ALFREDO  RIEDEL: La fauna dell’insediamento preistorico di Cattinara

L’insediamento preistorico di Cattinara presso Trieste presenta una fauna del­l’età del ferro con animali domestici (capra, pecora, bue, maiale e cavallo) prevalenti su quelli selvatici (lupo, cinghiale, cervo). II lavoro costante di revisione dei reperti fossili nelle brecce di Slivia e di Bristie induce a nuove considerazioni sull’età dei depositi. In primo luogo, le associazioni faunistiche — con particolare riguardo ai resti di carnivori — inquadrano le specie esaminate nel senso e nei termini di una paleoecologia ben precisa (V. G. Pinna, Ed. ERI 1974). Inoltre, sempre in relazione all’ipotesi di un Carso triestino ancora non com­pletamente abraso — anzi sufficientemente coperto dai residui dell’originario mantello marnoso-arenaceo — il complesso faunistico descritto parla di una carat­teristica «isola di rifugio», nella quale, fra pianura alto-adriatica e digradanti val­loni di acque defluenti verso le paludi e gli acquitrini meridionali (linea delimitata dalla fossa mesoadriatica) prosperavano, a latitudine singolarmente elevata, quei pachidermi così rari nelle altre zone, tranne che in Liguria (e nel Lazio-Campania). Da ultimo, resta la constatazione che la «fauna di Visogliano» appare con sfumature di seriorità — più primitiva, in altri termini, — rispetto ai reperti di Bristie. Volendo, infine, creare un raffronto entro i reperti del triangolo Visogliano -Bristie – Caverna del Timavo, sembra che la fauna o risulta caratterizzata da un forte attardamento, oppure contraddistinta da archetipi feloidei, ienidi ed ursidi di età del medio pleistocene, anziché del Würmiano. Viceversa — come accennato nelle precedenti pubblicazioni — lo stato di fossilizzazione di alcuni reperti (mandibole) non crea l’impressione di estrema vetustà, specie i denti d’elefante e di rinoceronte, che — a parte la protezione normale dello smalto — non risultano totalmente petrefatti, ma presentano superfici discretamente vive e lucide. Ciò, forse, per il particolare terreno argilloso o calcitio-alabastrino che le ingloba, sul fondo delle cavità originarie.

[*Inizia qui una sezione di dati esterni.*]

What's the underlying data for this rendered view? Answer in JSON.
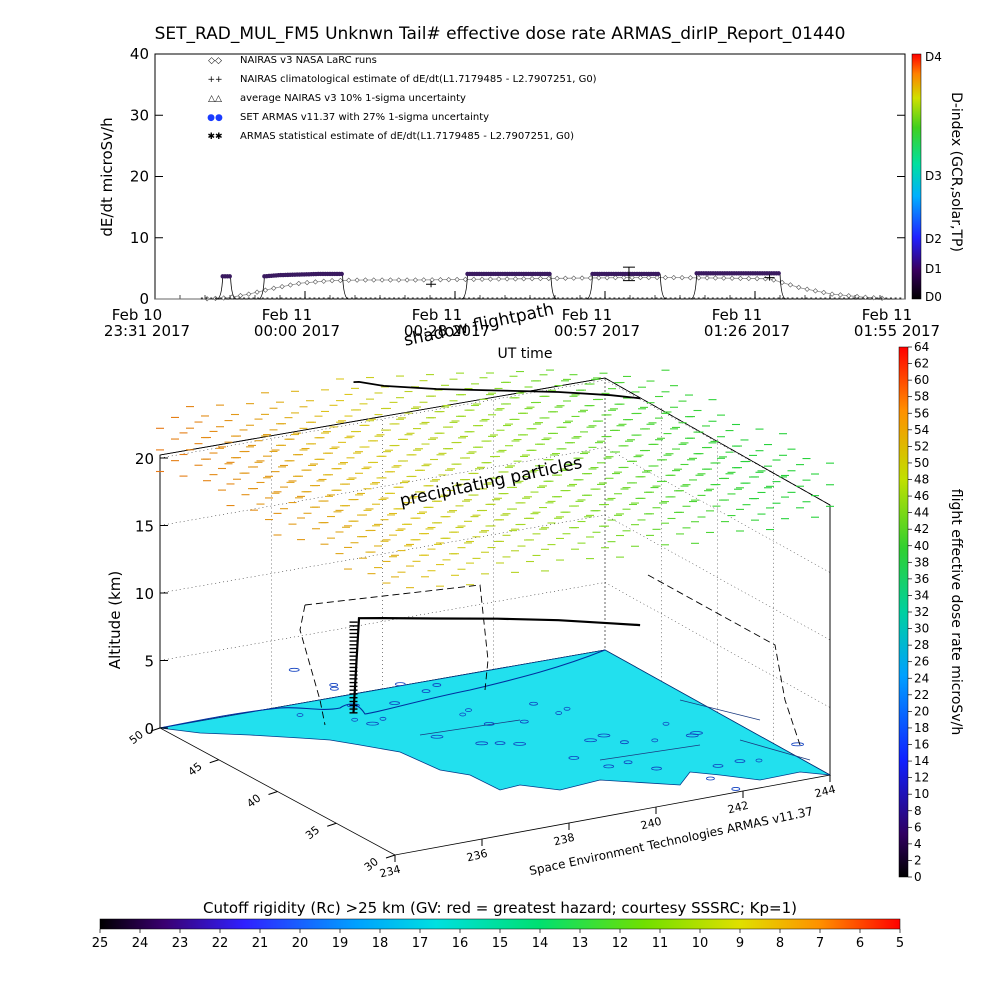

RENATO  GERDOL: Osservazioni preliminari sulla tipometria di alcune industrie litiche del carso Triestino

L’Autore esamina le caratteristiche tipometriche delle industrie litiche delle grotte  Cotariova   (Musteriano)  e  Benussi   (Epipaleolitico)   sul  Carso  triestino. Il complesso charentiano della Cotariova è caratterizzato da una forte percen­tuale di strumenti su piccole schegge e su microschegge; i manufatti litici non ritoccati conferiscono all’industria un certo carattere microlitico osservabile anche nell’industria degli strati superiori della Grotta Maggiore di San Bernardino, nel Veneto. Le industrie della serie epipaleolitica della Grotta Benussi, fortemente micro-litiche, presentano strumenti e manufatti litici non ritoccati ricavati prevalentemente da schegge. E’ possibile cogliere alcuni aspetti evolutivi simili a quelli che sono stati messi in evidenza nei complessi sauveterroidi e tardenoidi della Valle dell’Adige.